Anima Latina: Lucio Battisti

Anima Latina

It’s miserable outside; let’s stay in the sun. This is just incredible, a heady mix of Latin rhythms and progressive rock, like what would happen if Seu Jorge got high with Peter Gabriel in a samba bar. The truly incredible thing is that it was released in 1974, yet it sounds totally fresh. Although well known in his native Italy, Battisi, who died in 1998 deserved much wider acclaim.Totally indefinable, this is uplifting, soul-affirming music.

Sub-Rosa Subway: Klaatu

Sub-Rosa Subway

Klaatu have a fascinating history. Formed in 1973, they released 5 albums between 76 and 81. The first album was released to a generally disinterested public and it appeared that that was going to be that for the band. But then journalist Steve Smith wrote a piece positing the idea that Klaatu were, in fact, the recently disbanded Beatles, recording in disguise! Enough people bought the idea, and the records started to sell, until the cover was blown and the public, unhappy at being duped (although the band did nothing to stimulate the rumours), dropped them like a stone. Which leaves the records. This comes from the first album, and you can hear why the idea gained some traction back then. If you close your eyes, you can imagine that this is a song recorded in the heady days of the early 70s, in the afterglow of Abbey Road. Their other claim to fame? Weirdly, The Carpenters had a hit single with the band’s ‘Calling Occupants of Interplanetary Craft’, taken from the same album. Got to love the 70s…
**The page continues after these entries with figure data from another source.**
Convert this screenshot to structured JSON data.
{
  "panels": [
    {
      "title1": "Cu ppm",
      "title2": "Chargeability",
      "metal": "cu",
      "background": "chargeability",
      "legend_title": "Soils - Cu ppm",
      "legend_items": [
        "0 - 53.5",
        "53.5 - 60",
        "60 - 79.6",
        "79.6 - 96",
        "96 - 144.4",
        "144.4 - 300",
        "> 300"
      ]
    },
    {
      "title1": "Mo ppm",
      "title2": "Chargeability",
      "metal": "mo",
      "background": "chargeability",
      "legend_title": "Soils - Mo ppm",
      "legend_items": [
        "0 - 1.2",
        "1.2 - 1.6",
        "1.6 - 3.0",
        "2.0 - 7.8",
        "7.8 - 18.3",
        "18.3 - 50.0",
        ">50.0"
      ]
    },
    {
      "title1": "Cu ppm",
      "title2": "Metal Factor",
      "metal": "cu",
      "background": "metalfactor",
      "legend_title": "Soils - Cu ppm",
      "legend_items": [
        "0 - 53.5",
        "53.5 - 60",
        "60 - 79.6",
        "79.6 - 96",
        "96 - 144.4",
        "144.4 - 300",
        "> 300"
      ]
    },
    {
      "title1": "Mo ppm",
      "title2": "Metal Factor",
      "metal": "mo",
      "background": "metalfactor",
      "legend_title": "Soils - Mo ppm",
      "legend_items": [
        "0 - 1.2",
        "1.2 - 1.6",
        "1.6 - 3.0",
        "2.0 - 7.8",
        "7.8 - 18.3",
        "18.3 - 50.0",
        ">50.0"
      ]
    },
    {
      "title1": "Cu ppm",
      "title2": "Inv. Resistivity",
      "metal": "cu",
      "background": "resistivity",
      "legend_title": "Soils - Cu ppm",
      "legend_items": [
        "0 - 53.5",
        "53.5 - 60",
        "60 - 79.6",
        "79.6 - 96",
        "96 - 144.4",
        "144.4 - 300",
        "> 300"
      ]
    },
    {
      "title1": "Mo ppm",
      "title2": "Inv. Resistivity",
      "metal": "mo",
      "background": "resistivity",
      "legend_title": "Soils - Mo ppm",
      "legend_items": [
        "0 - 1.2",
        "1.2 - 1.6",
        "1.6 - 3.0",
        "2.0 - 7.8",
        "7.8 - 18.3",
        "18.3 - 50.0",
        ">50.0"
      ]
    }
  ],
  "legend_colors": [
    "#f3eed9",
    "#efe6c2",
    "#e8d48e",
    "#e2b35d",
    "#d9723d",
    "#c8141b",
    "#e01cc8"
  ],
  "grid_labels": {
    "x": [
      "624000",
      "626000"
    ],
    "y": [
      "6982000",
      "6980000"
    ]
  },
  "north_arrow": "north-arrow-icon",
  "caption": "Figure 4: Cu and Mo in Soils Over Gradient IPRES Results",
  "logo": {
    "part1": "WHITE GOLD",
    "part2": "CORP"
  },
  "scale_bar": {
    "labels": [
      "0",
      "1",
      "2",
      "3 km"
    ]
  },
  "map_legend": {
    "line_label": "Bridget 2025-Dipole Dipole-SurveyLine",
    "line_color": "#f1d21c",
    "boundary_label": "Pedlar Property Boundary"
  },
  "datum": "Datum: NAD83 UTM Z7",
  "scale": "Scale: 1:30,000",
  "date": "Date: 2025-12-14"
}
Stoned at the Nail Salon: Lorde

Stoned at the Nail Salon

Pretty song. Reflections on time passing from someone who has plenty of time still to reflect on it. This works especially well if you put it on headphones and pretend it’s a late summer evening, and you’re outside, and the sun is warm, and bees are humming lazily around you.

Hope that’s put you in the right place to deal with February!